Мари выпрямилась так резко, что едва не потеряла равновесие. Растерянно шагнула назад.
– Ты так удивляешься, будто не слышала, что я умею читать мысли, – усмехнулся Крис. – Эта байка ходит по универу уже пару месяцев.
Ни о каком чтении мыслей речи, разумеется, не шло, но азартной дрожи в поле Мари было достаточно для того, чтобы сделать предположение. Судя по реакции, догадка оказалась верной.
– И каковы условия? – Крис спрыгнул с подоконника и, обогнув собеседницу, вернулся к столу. – Танца будет достаточно? Или у тебя более амбициозные планы?
Поле Мари донесло ответ раньше, чем девушка справилась со смущением. Криса обдало волной жара, на мгновение воздух показался горячим и разреженным, и тут же, вместе с чужим желанием, в поле толкнулась хмельная лёгкость. Она разливалась по залу, как тончайший аромат озона после грозы, танцевала музыкой на барабанных перепонках. Будь что будет! Не думай! Не взвешивай! Ничего не бойся! Здесь и сейчас – что тебя останавливает?
– …ты же знаешь. – Кажется, он пропустил начало фразы. – Дело не только в споре. Просто я здесь одна. И ты тоже один… Разве тебе не хочется развлечься?
Вопрос не в том, что останавливает, а в том, откуда исходит мотивация.
Крис подцепил со стола гроздь винограда и принялся сосредоточенно обрывать с ветки ягоды.
– Ты уверена, что мы одинаково понимаем развлечения?
В конце концов, если он в чём-то и силён (пока ещё силён), так это в самоконтроле. Наступать дважды на одни и те же грабли – вот уж увольте! Здесь и сейчас – не место и не время играть с чужими полями в поддавки.
– До меня доходили слухи о том, какие именно развлечения ты предпочитаешь на балах, – заговорщически прошептала Мари.

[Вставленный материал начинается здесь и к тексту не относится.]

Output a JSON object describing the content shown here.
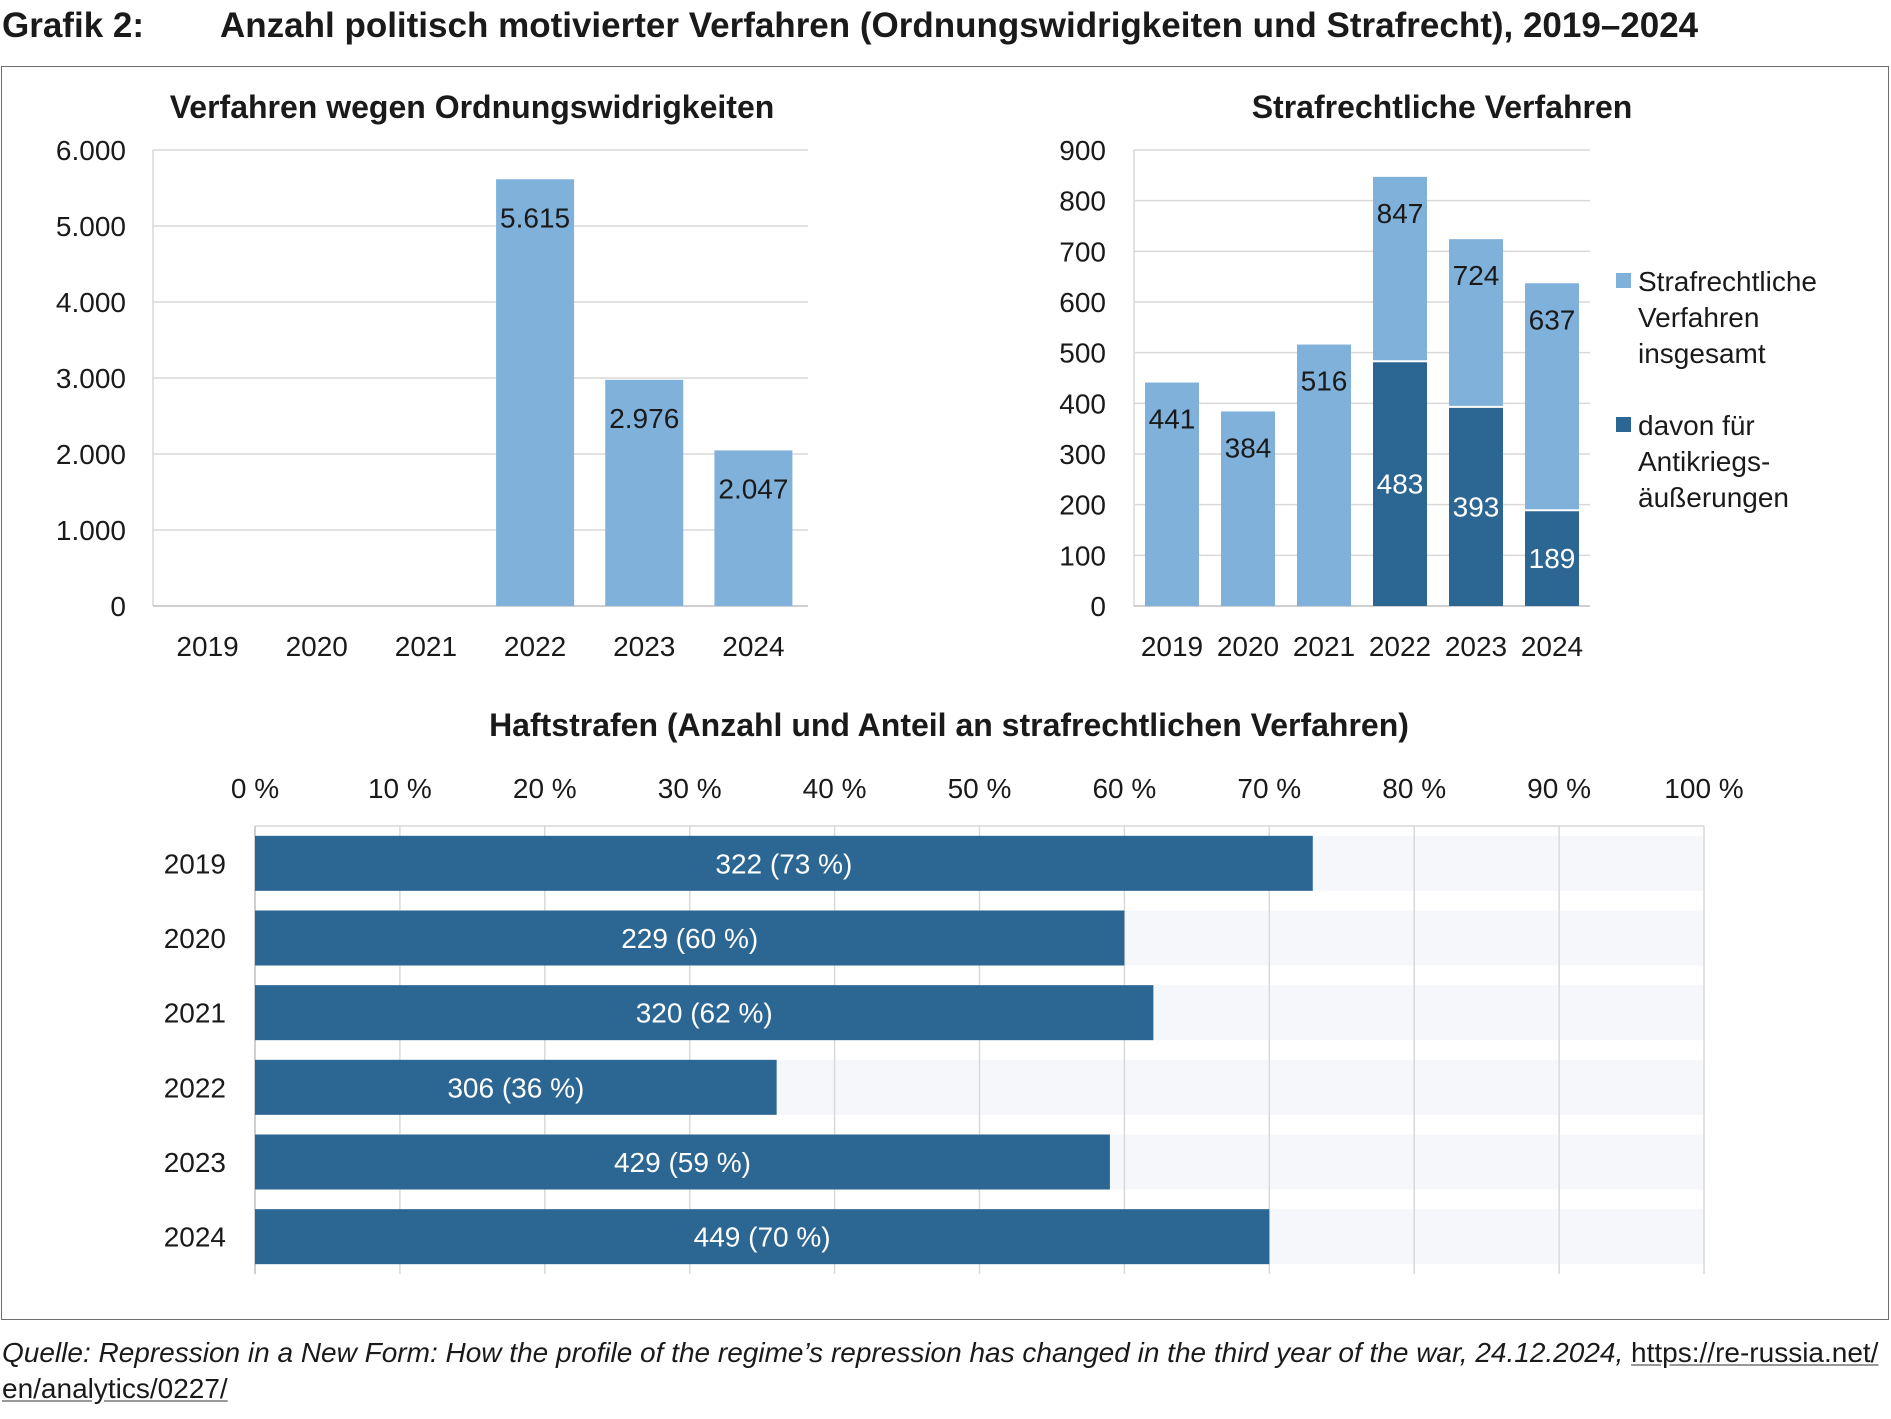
{
  "header": {
    "label": "Grafik 2:",
    "title": "Anzahl politisch motivierter Verfahren (Ordnungswidrigkeiten und Strafrecht), 2019–2024"
  },
  "colors": {
    "light": "#7fb1da",
    "dark": "#2c6692",
    "grid": "#d9d9d9",
    "track": "#f6f7fa"
  },
  "chart_data": [
    {
      "type": "bar",
      "title": "Verfahren wegen Ordnungswidrigkeiten",
      "categories": [
        "2019",
        "2020",
        "2021",
        "2022",
        "2023",
        "2024"
      ],
      "values": [
        null,
        null,
        null,
        5615,
        2976,
        2047
      ],
      "labels": [
        "",
        "",
        "",
        "5.615",
        "2.976",
        "2.047"
      ],
      "yticks": [
        "0",
        "1.000",
        "2.000",
        "3.000",
        "4.000",
        "5.000",
        "6.000"
      ],
      "ylim": [
        0,
        6000
      ]
    },
    {
      "type": "bar",
      "title": "Strafrechtliche Verfahren",
      "categories": [
        "2019",
        "2020",
        "2021",
        "2022",
        "2023",
        "2024"
      ],
      "series": [
        {
          "name": "Strafrechtliche Verfahren insgesamt",
          "values": [
            441,
            384,
            516,
            847,
            724,
            637
          ],
          "labels": [
            "441",
            "384",
            "516",
            "847",
            "724",
            "637"
          ]
        },
        {
          "name": "davon für Antikriegs-äußerungen",
          "values": [
            null,
            null,
            null,
            483,
            393,
            189
          ],
          "labels": [
            "",
            "",
            "",
            "483",
            "393",
            "189"
          ]
        }
      ],
      "legend": [
        {
          "lines": [
            "Strafrechtliche",
            "Verfahren",
            "insgesamt"
          ]
        },
        {
          "lines": [
            "davon für",
            "Antikriegs-",
            "äußerungen"
          ]
        }
      ],
      "yticks": [
        "0",
        "100",
        "200",
        "300",
        "400",
        "500",
        "600",
        "700",
        "800",
        "900"
      ],
      "ylim": [
        0,
        900
      ]
    },
    {
      "type": "bar",
      "orientation": "horizontal",
      "title": "Haftstrafen (Anzahl und Anteil an strafrechtlichen Verfahren)",
      "categories": [
        "2019",
        "2020",
        "2021",
        "2022",
        "2023",
        "2024"
      ],
      "values": [
        73,
        60,
        62,
        36,
        59,
        70
      ],
      "labels": [
        "322 (73 %)",
        "229 (60 %)",
        "320 (62 %)",
        "306 (36 %)",
        "429 (59 %)",
        "449 (70 %)"
      ],
      "xticks": [
        "0 %",
        "10 %",
        "20 %",
        "30 %",
        "40 %",
        "50 %",
        "60 %",
        "70 %",
        "80 %",
        "90 %",
        "100 %"
      ],
      "xlim": [
        0,
        100
      ]
    }
  ],
  "footer": {
    "source": "Quelle: Repression in a New Form: How the profile of the regime’s repression has changed in the third year of the war, 24.12.2024, ",
    "url_part1": "https://re-russia.net/",
    "url_part2": "en/analytics/0227/"
  }
}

Горсть виноградин, скопившихся в руке, рассыпалась, когда пальцы вопреки желанию попытались сжаться в кулак. Крис поймал ягоды прежде, чем они упали: зацепил полем, закружил в воздухе, изображая модель атома.
– Да ну? Две дюжины ступенек, сломанное ребро и сотрясение мозга. Не тот опыт, к которому стоит апеллировать.
– Но это было только один раз, – пожала плечами Мари.
Крис рассмеялся и принялся одну за другой укладывать ягоды в пустой бокал.
– А ты думаешь, я дважды в год прихожу сюда как в бордель?
– Но Лина говорила…
– У Лины очень длинный язык. – Он поморщился от собственной резкости. – И я не хочу продолжать эту шутку, потому что она выйдет грубой.
Мари хихикнула, и Крис вдруг отчётливо понял, что она не уйдёт. Её поле льнуло к нему с настойчивой лаской, которая, похоже, имела не такое уж большое отношение к пари с неведомым провокатором. В порывах Мари было достаточно искренности, чтобы отбросить осторожность и расслабиться, забыв о последствиях…
Крис отвернулся. Не глядя подцепил со стола какую-то тарталетку. Равнодушно уставился в центр зала – не видя танцующих, не обращая внимания на магическое мерцание воздуха над головами, не замечая взглядов, которые то и дело устремлялись в его сторону. Всё его внимание сосредоточилось на том, чтобы разорвать контакт с чужим полем. Проще всего было бы ударить. От души – чтобы электрические разряды прокатились по силовым линиям, впились в назойливую девушку десятками острых жал, раз и навсегда отбивая желание так грубо нарушать личные границы. Раздражение, колючим шаром растущее в грудной клетке, требовало поступить именно так.